Reputation: 1993
In Python, I am trying to pull out information with regex between two strings. I think it would be better to give an example.
<stuff>
1
2
3
4
</stuff>
<stuff>
5
7
8
9
</stuff>
I am trying to pull one of these containers* at a time and place them in a seperate file. I have found out how to pull the content between eg,5 6 7 8, and pull all of the records at the same time(in bash), but have not gotten the full container including the regex placed in a variable or a file, something I can work with.
So I would want to collect between and including <stuff> and < /stuff>
Any advise would be greatly appreciated. I am trying to work in python2 for this.
Upvotes: 0
Views: 221
Reputation: 1399
If you are trying to present a simplified picture of grabbing data out of an HTML page, then I would strongly recommend against regex [lookup in SO, for why].
Use BeautifulSoup or lxml.
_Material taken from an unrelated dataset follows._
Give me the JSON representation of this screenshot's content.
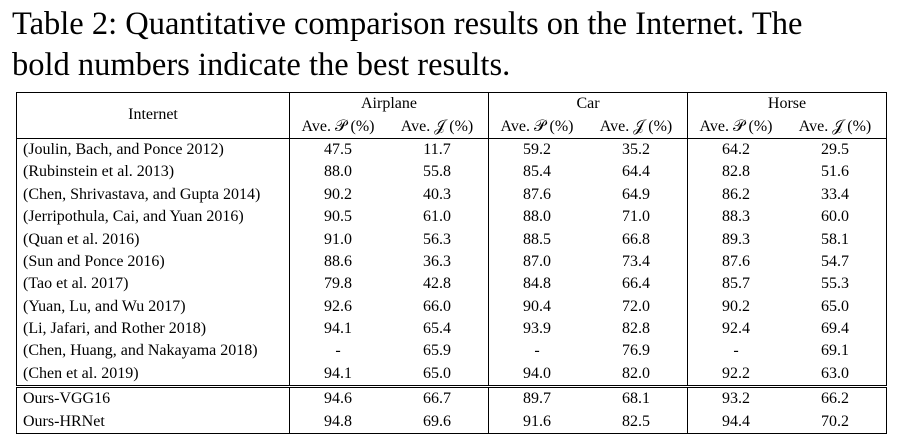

Much better, much more powerful.
Upvotes: 1
Reputation: 10541
If you need to parse data in XML format, you can try using facilities from xml.etree.ElementTree module.
from xml.etree.ElementTree import XML
single_item_data = XML("<stuff>1 2 3</stuff>").text
If you have some nested elements, you can do something like this below:
from xml.etree.ElementTree import XML
test_input_xml = '''
<lotsOfStuff>
<stuff>
1
2
3
4
</stuff>
<stuff>
5
7
8
9
</stuff>
</lotsOfStuff>
'''
test_input = XML(test_input_xml)
stuffs = test_input.findall("stuff")
for stuff in stuffs:
element_text = stuff.text
print element_text
Upvotes: 1